Cost-Efficient Multi-Scale Fovea for Semantic-Based Visual Search Attention

Published 4 Apr 2026 in eess.IV and cs.CV | (2604.03836v2)

Abstract: Semantics are one of the primary sources of top-down preattentive information. Modern deep object detectors excel at extracting such valuable semantic cues from complex visual scenes. However, the size of the visual input to be processed by these detectors can become a bottleneck, particularly in terms of time costs, affecting an artificial attention system's biological plausibility and real-time deployability. Inspired by classical exponential density roll-off topologies, we apply a new artificial foveation module to our novel attention prediction pipeline: the Semantic-based Bayesian Attention (SemBA) framework. We aim at reducing detection-related computational costs without compromising visual task accuracy, thereby making SemBA more biologically plausible. The proposed multi-scale pyramidal field-of-view retains maximum acuity at an innermost level, around a focal point, while gradually increasing distortion for outer levels to mimic peripheral uncertainty via downsampling. In this work we evaluate the performance of our novel Multi-Scale Fovea, incorporated into SemBA, on target-present visual search. We also compare it against other artificial foveal systems, and conduct ablation studies with different deep object detection models to assess the impact of the new topology in terms of computational costs. We experimentally demonstrate that including the new Multi-Scale Fovea module effectively reduces inherent processing costs while improving SemBA's scanpath prediction accuracy.
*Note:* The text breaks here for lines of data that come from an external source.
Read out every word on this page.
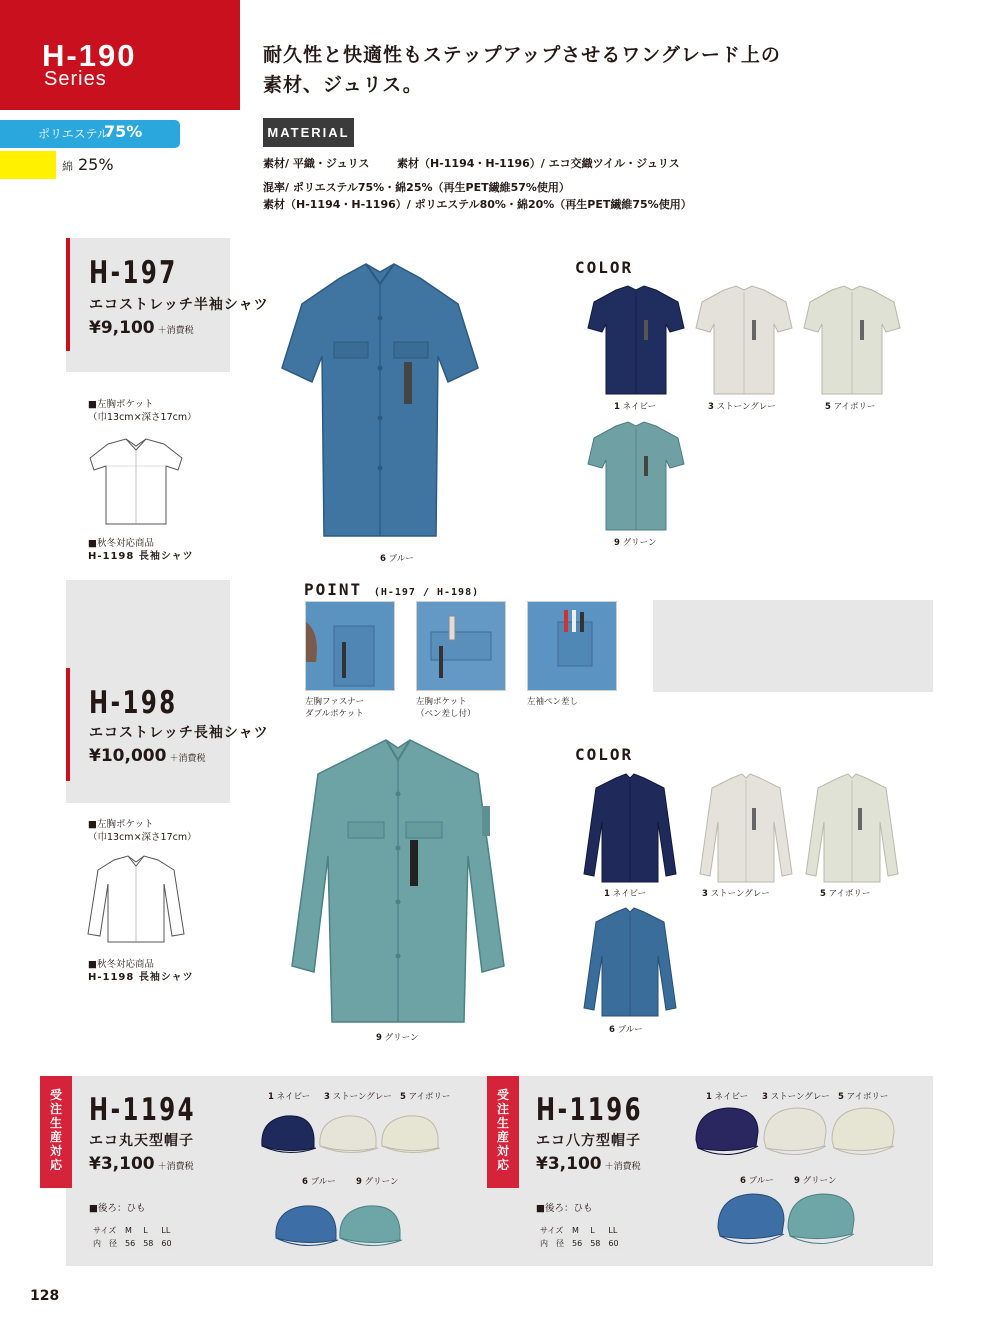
H-190
Series
耐久性と快適性もステップアップさせるワングレード上の
素材、ジュリス。
ポリエステル
75%
綿 25%
MATERIAL
素材/ 平織・ジュリス	素材（H-1194・H-1196）/ エコ交織ツイル・ジュリス
混率/ ポリエステル75%・綿25%（再生PET繊維57%使用）
素材（H-1194・H-1196）/ ポリエステル80%・綿20%（再生PET繊維75%使用）
H-197
エコストレッチ半袖シャツ
¥9,100 ＋消費税
■左胸ポケット
（巾13cm×深さ17cm）
■秋冬対応商品
H-1198 長袖シャツ	6 ブルー
COLOR
1 ネイビー	3 ストーングレー	5 アイボリー
9 グリーン
POINT (H-197 / H-198)
左胸ファスナー
ダブルポケット
左胸ポケット
（ペン差し付）
左袖ペン差し
H-198
エコストレッチ長袖シャツ
¥10,000 ＋消費税
■左胸ポケット
（巾13cm×深さ17cm）
■秋冬対応商品
H-1198 長袖シャツ
9 グリーン
COLOR
1 ネイビー	3 ストーングレー	5 アイボリー
6 ブルー
受注生産対応
H-1194
エコ丸天型帽子
¥3,100 ＋消費税
■後ろ：ひも
サイズ	M	L	LL
内　径	56	58	60
1 ネイビー 3 ストーングレー 5 アイボリー
6 ブルー 9 グリーン
受注生産対応
H-1196
エコ八方型帽子
¥3,100 ＋消費税
■後ろ：ひも
サイズ	M	L	LL
内　径	56	58	60
1 ネイビー 3 ストーングレー 5 アイボリー
6 ブルー 9 グリーン
128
Remarkably, we show that SemBA closely approximates human consistency while retaining the actual human fovea's proportions.

Abstract PDF Upgrade to Chat

Authors (3)

Summary

The paper demonstrates that integrating the Multi-Scale Fovea module into the SemBA framework achieves human-level semantic scanpath similarity while drastically reducing computational cost.
Methodology involves generating a multi-resolution pyramid of concentric crops that emulate the human retina’s peripheral distortion without retraining existing detectors.
Experiments on COCO-Search18 show a 17.6x speed-up with DETR, processing fewer than 6% of input pixels while maintaining robust attention prediction performance.

Cost-Efficient Multi-Scale Fovea for Semantic-Based Visual Search Attention

Motivation and Problem Formulation

This paper addresses a fundamental bottleneck in semantic-based visual attention systems: the computational cost incurred by processing high-resolution visual inputs through deep object detectors. While object detectors such as YOLOv11 and DETR have demonstrated substantial efficacy in extracting rich top-down semantic cues, their performance is constrained by input dimensionality—high-resolution images require significant computational resources and are incompatible with rapid, biologically inspired attention mechanisms.

Inspired by the exponential density roll-off observed in the human retina, the authors propose the Multi-Scale Fovea module, which efficiently subsamples the visual field to emulate biological eccentricity effects. The Multi-Scale Fovea is embedded into the semantic-based Bayesian attention (SemBA) framework, aiming to maximize both computational efficiency and scanpath prediction accuracy in goal-directed visual search, while retaining anatomical proportions of the human fovea.

Figure 1: Illustration of the proposed Multi-Scale Fovea mechanism; concentric, multi-resolution crops are downsampled to emulate peripheral distortion and exponential density roll-off.

Semantic-Based Bayesian Attention: SemBA

SemBA leverages pre-trained deep object detectors to iteratively extract semantic information during scanpath generation. It constructs and updates semantic belief maps for each cell in an image grid via Dirichlet distributions, incorporating categorical scores from object detectors. The framework avoids reliance on human-generated scanpath data, asserting that attention is stimulus-driven, and instead fuses semantic information across multiple fixations using subjective logic fusion rules.

Figure 2: Schematic representation of SemBA, highlighting the stepwise extraction and fusion of semantic data using the Multi-Scale Fovea and object detection modules.

Multi-Scale Fovea: Design and Mechanism

The Multi-Scale Fovea module generates a multi-resolution pyramid of concentric crops around a focal point, where each layer's side length doubles relative to the previous. All layers are subsequently downsampled to the base layer's resolution, intensifying peripheral distortion. The central layer (foveal region) maintains maximum acuity. Semantic detections from each layer are mapped back to the original coordinate system for probabilistic fusion, closely mirroring the uncertainty gradients in human peripheral vision.

Figure 3: Comparison of field-of-view topologies—full resolution (baseline), Laplacian Foveation, FOVEA magnification, and Multi-Scale Fovea.

Critically, this approach obviates the need for detector retraining on foveal input topologies by preserving geometric properties, enabling seamless integration with existing detection models.

Experiments: Task Performance, Scanpath Similarity, and Cost Reduction

Experiments are conducted on COCO-Search18, evaluating scanpath prediction on target-present scenes with metrics such as Sequence Score (SS), Fixation Edit Distance (FED), and their semantic analogs. The Multi-Scale Fovea module is compared against Laplacian Foveation and FOVEA magnification, utilizing DETR, YOLOv11, and RT-DETR detectors.

Figure 4: Cumulative task performances on visual search for humans, random selection, and SemBA with various object detectors, foveal systems, and Multi-Scale Fovea configurations.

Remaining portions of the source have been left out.